B'nai B'rith Monument to Religious Liberty
This monument by Moses Ezekiel was originally placed between Memorial Hall and the Annex. Moved several times within Fairmount Park, it is now at the National Museum of American Jewish History, 55 North 5th Street.
Washington Statue
This statue stood in front of Judge's Hall. Contemporary guidebooks say it was the property of Mr. Mahlon Dickerson, an American banker in Florence, and was loaned by him to the Centennial.
Howe Monument
Maps locate a Howe Monument between Machinery Hall and the lake. Only one source identifies this as Elias Howe, the inventor of an early prototype sewing machine. Howe sued Isaac M. Singer and Company for patent infringement in the longest court case in U.S. history, and was awarded $15,000 and royalties of $25 for every Singer machine, an average of $4000 per week until 1867. He then went into competition with Singer and was awarded a gold medal for a new model at the 1867 Paris Exhibition. The Singer Manufacturing Company Building stood not far from the monument, probably within view. We do not know what happened to the Howe Monument.
The Navy
This sculpture by Larkin G. Mead stood at the west corner of Memorial Hall. It was later moved to Springfield, Illinois where it became part of a Lincoln memorial.

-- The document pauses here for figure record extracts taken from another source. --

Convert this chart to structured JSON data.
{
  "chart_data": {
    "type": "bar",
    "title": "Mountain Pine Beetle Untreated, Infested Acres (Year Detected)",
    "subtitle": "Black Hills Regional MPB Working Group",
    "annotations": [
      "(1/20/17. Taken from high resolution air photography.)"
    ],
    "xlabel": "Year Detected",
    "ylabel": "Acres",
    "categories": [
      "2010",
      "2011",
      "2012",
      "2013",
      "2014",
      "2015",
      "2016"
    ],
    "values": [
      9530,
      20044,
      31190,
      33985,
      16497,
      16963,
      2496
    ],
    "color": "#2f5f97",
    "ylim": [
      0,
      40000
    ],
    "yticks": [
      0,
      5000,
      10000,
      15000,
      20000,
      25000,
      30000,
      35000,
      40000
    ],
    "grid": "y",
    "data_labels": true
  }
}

Portland Brownstone Portal
This was a gift from Portland, Oregon. The Philadelphia Public Art Inventory lists the sculpture as Brownstone Gate to a Footpath, attributed to Frank Furness. It was unclaimed after the Centennial and so became the property of the Fairmount Park Commission. It now stands along Kelly Drive below Laurel Hill.
Spanish Cannon
Two Spanish cannon, the Militiades and the Semiramis, cast in 1743, along with a Spanish mortar, still stand at the entrance to Memorial Hall.